Esta coleção é a primeira de Ryunosuke Okazaki em 18 meses e se chama 002, sendo a terceira depois de 000 e 001. As duas primeiras foram mostradas na passarela, mas desta vez ele optou por apresentar suas criações por meio de fotografias. “Vejo a passarela como um lugar onde as pessoas usam e andam com minhas roupas, mas também vejo as roupas como esculturas e por isso queria que as pessoas olhassem para elas como se estivessem olhando para uma obra de arte estática”, disse o designer de 27 anos.
 
Para 002, ele pousou nas cortinas de mármore das estátuas da Grécia Antiga como ponto de partida. “O drapeado na escultura mostra uma relação entre as pessoas e os tecidos que continua desde os tempos antigos, por isso adotei uma abordagem moderna e, em vez disso, usei tecidos para fazer esculturas”, explicou ele. No período que antecedeu a coleção, ele fazia (e vendia) esculturas geométricas em madeira e falou sobre como trabalhar com o meio mais duro lhe deu uma nova apreciação pela flexibilidade do tecido.
 
Notavelmente, Okazaki não esboça seus projetos de antemão nem imagina o produto final. Em vez disso, ele deixa suas mãos fazerem o trabalho inconscientemente, enfiando postes de plástico em cavidades de tecido e permitindo que eles se acomodem em formas simétricas. Desta vez, eles apareceram enrolados na cabeça como crisálidas alienígenas, enquanto outros floresceram do corpo em grandes floreios rabiscados, o ciclo da escultura ao tecido, do tecido ao corpo e do corpo à escultura completado continuamente.
 
Embora a inspiração da estátua grega tenha oferecido um ponto de diferença nesta temporada, Okazaki continuou a se inspirar na história do xintoísmo, que encontra a existência de deuses na natureza.
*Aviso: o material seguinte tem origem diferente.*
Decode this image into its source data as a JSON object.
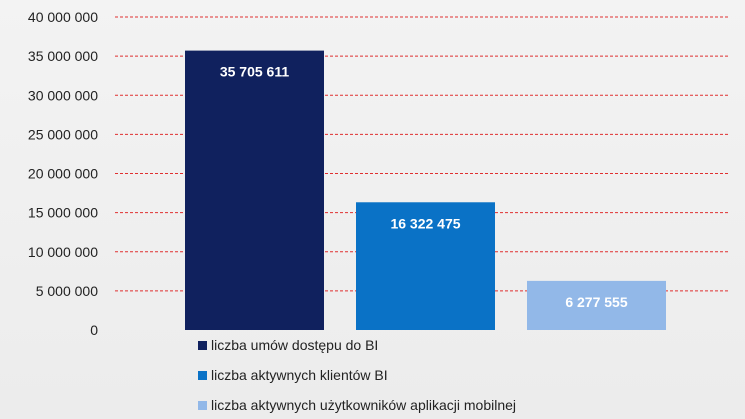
{
  "chart_data": {
    "type": "bar",
    "series": [
      {
        "name": "liczba umów dostępu do BI",
        "value": 35705611,
        "label": "35 705 611",
        "color": "#10215e"
      },
      {
        "name": "liczba aktywnych klientów BI",
        "value": 16322475,
        "label": "16 322 475",
        "color": "#0a72c6"
      },
      {
        "name": "liczba aktywnych użytkowników aplikacji mobilnej",
        "value": 6277555,
        "label": "6 277 555",
        "color": "#92b8e8"
      }
    ],
    "yticks": [
      "0",
      "5 000 000",
      "10 000 000",
      "15 000 000",
      "20 000 000",
      "25 000 000",
      "30 000 000",
      "35 000 000",
      "40 000 000"
    ],
    "ylim": [
      0,
      40000000
    ],
    "gridlines": true,
    "gridline_color": "#e03030",
    "legend_position": "bottom"
  }
}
Os contornos das cigarras (um motivo recorrente tanto na mitologia grega quanto na cultura japonesa) em alguns looks pareciam óbvios, mas Okazaki riu e disse que não tinha percebido. “Acho que a razão pela qual as pessoas veem insetos ou algo vivo em meu trabalho é porque sinto uma sensação de vida habitando ali”, disse ele.